As I wake up this morning...I look over kiss Jay on the for head - TopicsExpress



          

As I wake up this morning...I look over kiss Jay on the for head as he still slept. As soon there is any sort of movement from the humans, our over sized neurotic cat jumps on the bed and starts talking in some bizarre purr/vocal noise...creepy really. During this morning the family cuddle....Jay has a small seizure. It starts in his head and spine as it usually does...I immediately realize that what is happening and respond accordingly. We have quick release lorazapam in little containers all over the house and restaurant. Everyone on staff and in our family know where they are and under his tongue and it shuts it down before it really gets started....no one panics we just do what we need to do...we talk our way out of a seizure.....I am totally amazed how 18 months makes a difference in how you perceive these threat, how you react and how your level of calm over takes KAOS and terror. 2 pills under the tongue and he is sleeping again with deep relaxation music on his headphones while he sleeps. He will start his day over in a few hours. Me?

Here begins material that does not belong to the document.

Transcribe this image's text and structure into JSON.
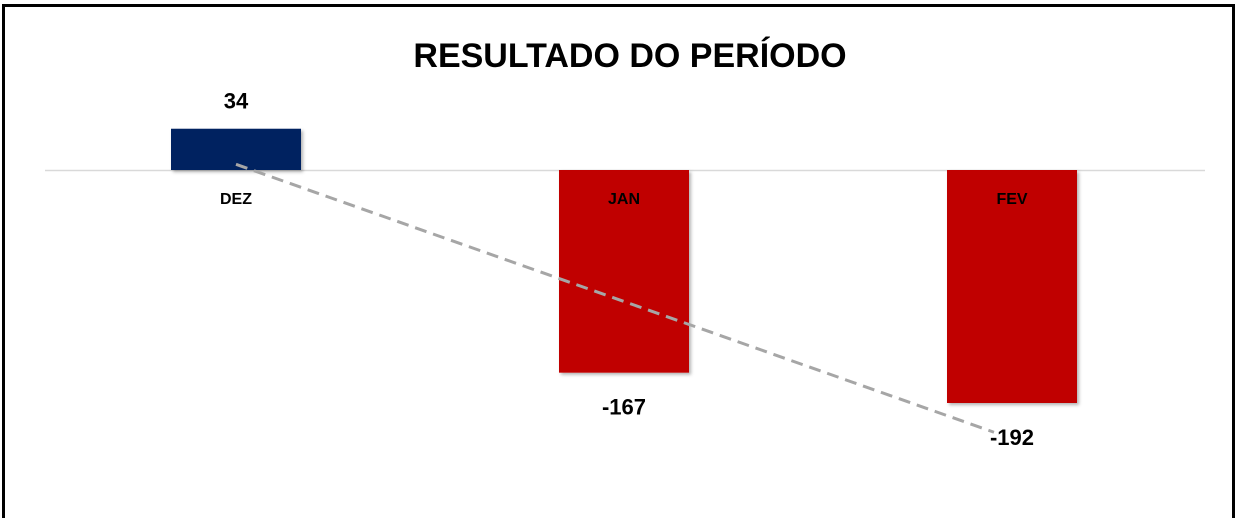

I fully understand that from the seat that was selected for me in this battle. My life also walks the narrow path of the same mental process one foot in front of the other, doing everything in my power to remain balanced. On a different level the him of course. You see, when I stopped fighting the stages and learn to accept and more so, understand the emotional stages of this fight. Denial, Anger, bargaining, depression and acceptance. Acceptance, not, that I we will face loss. That is never an option, but that we are indeed forced to accept the fight in the first place. As I sit her alone, my day is completely underway, you can bet on one thing, that I stopped to take a mental snapshot of my life, with ALL of it in complete perspective. What I am thankful for, who I am thankful too, and appreciate that I am indeed blessed with the opportunity to help fight along side this incredible human being. His strength is unheard of. We recognize and feel blessed that he has even been blessed with the chance to fight for more time. Through all the pain and heartache, terror and darkness followed by thrills of the triumphs. I would not be anywhere else in this world this moment but by his side. We are blessed to have this day.